In September 1983, Strummer issued the infamous “Clash Communique”, and fired Mick Jones. Topper Headon had earlier been kicked out of the band because of his heroin addiction, and Terry Chimes was brought back temporarily to fill his place until the permanent replacement, Pete Howard, could be found.

This left the band with only two of its original members, Strummer and Simonon. Rhodes persuaded Strummer to carry on, adding two new guitarists. Under this lineup, they released the album Cut the Crap in 1985. The album was panned by fans and critics alike and Strummer disbanded the Clash. And the gig was up!
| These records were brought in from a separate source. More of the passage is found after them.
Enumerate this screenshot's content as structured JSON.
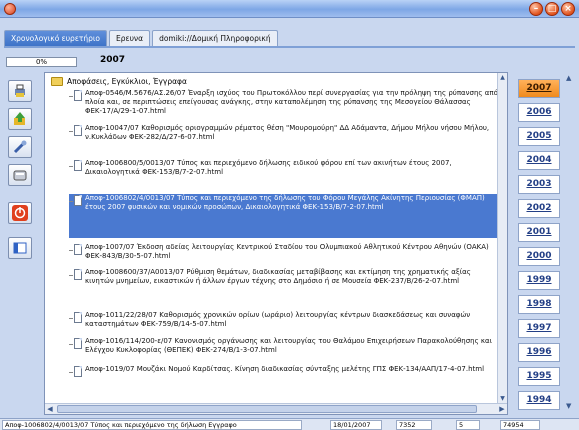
{
  "window": {
    "title": ""
  },
  "tabs": [
    {
      "label": "Χρονολογικό ευρετήριο"
    },
    {
      "label": "Ερευνα"
    },
    {
      "label": "domiki://Δομική Πληροφορική"
    }
  ],
  "progress": {
    "label": "0%",
    "value": 0
  },
  "current_year": "2007",
  "tree": {
    "folder": "Αποφάσεις, Εγκύκλιοι, Έγγραφα",
    "documents": [
      "Αποφ-0546/Μ.5676/ΑΣ.26/07 Έναρξη ισχύος του Πρωτοκόλλου περί συνεργασίας για την πρόληψη της ρύπανσης από πλοία και, σε περιπτώσεις επείγουσας ανάγκης, στην καταπολέμηση της ρύπανσης της Μεσογείου Θάλασσας ΦΕΚ-17/Α/29-1-07.html",
      "Αποφ-10047/07 Καθορισμός οριογραμμών ρέματος θέση \"Μουρομούρη\" ΔΔ Αδάμαντα, Δήμου Μήλου νήσου Μήλου, ν.Κυκλάδων ΦΕΚ-282/Δ/27-6-07.html",
      "Αποφ-1006800/5/0013/07 Τύπος και περιεχόμενο δήλωσης ειδικού φόρου επί των ακινήτων έτους 2007, Δικαιολογητικά ΦΕΚ-153/Β/7-2-07.html",
      "Αποφ-1006802/4/0013/07 Τύπος και περιεχόμενο της δήλωσης του Φόρου Μεγάλης Ακίνητης Περιουσίας (ΦΜΑΠ) έτους 2007 φυσικών και νομικών προσώπων, Δικαιολογητικά ΦΕΚ-153/Β/7-2-07.html",
      "Αποφ-1007/07 Έκδοση αδείας λειτουργίας Κεντρικού Σταδίου του Ολυμπιακού Αθλητικού Κέντρου Αθηνών (ΟΑΚΑ) ΦΕΚ-843/Β/30-5-07.html",
      "Αποφ-1008600/37/Α0013/07 Ρύθμιση θεμάτων, διαδικασίας μεταβίβασης και εκτίμηση της χρηματικής αξίας κινητών μνημείων, εικαστικών ή άλλων έργων τέχνης στο Δημόσιο ή σε Μουσεία ΦΕΚ-237/Β/26-2-07.html",
      "Αποφ-1011/22/28/07 Καθορισμός χρονικών ορίων (ωράριο) λειτουργίας κέντρων διασκεδάσεως και συναφών καταστημάτων ΦΕΚ-759/Β/14-5-07.html",
      "Αποφ-1016/114/200-ε/07 Κανονισμός οργάνωσης και λειτουργίας του Θαλάμου Επιχειρήσεων Παρακολούθησης και Ελέγχου Κυκλοφορίας (ΘΕΠΕΚ) ΦΕΚ-274/Β/1-3-07.html",
      "Αποφ-1019/07 Μουζάκι Νομού Καρδίτσας. Κίνηση διαδικασίας σύνταξης μελέτης ΓΠΣ ΦΕΚ-134/ΑΑΠ/17-4-07.html"
    ]
  },
  "years": [
    "2007",
    "2006",
    "2005",
    "2004",
    "2003",
    "2002",
    "2001",
    "2000",
    "1999",
    "1998",
    "1997",
    "1996",
    "1995",
    "1994"
  ],
  "status": {
    "doc": "Αποφ-1006802/4/0013/07 Τύπος και περιεχόμενο της δήλωση Εγγραφο",
    "date": "18/01/2007",
    "num1": "7352",
    "num2": "5",
    "num3": "74954"
  },
  "colors": {
    "accent": "#4a79d0",
    "active_year": "#f08a1d",
    "window_btn": "#e0531e"
  }
}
At the band’s induction into the Rock and Roll Hall of Fame in 2003, The Clash was said to be “considered one of the most overtly political, explosive and exciting bands in rock and roll history”.

Their songs tackled social decay, unemployment, racism, police brutality, political and social repression, and militarism in detail. Strummer was involved with the Anti-Nazi League and Rock Against Racism campaigns. He later also gave his support to the Rock Against the Rich series of concerts organized by the anarchist organization Class War.

The Clash’s London Calling album was voted the best album of the 1980s by Rolling Stone magazine (although it was released in late 1979 in the UK, it was not released until 1980 in the US).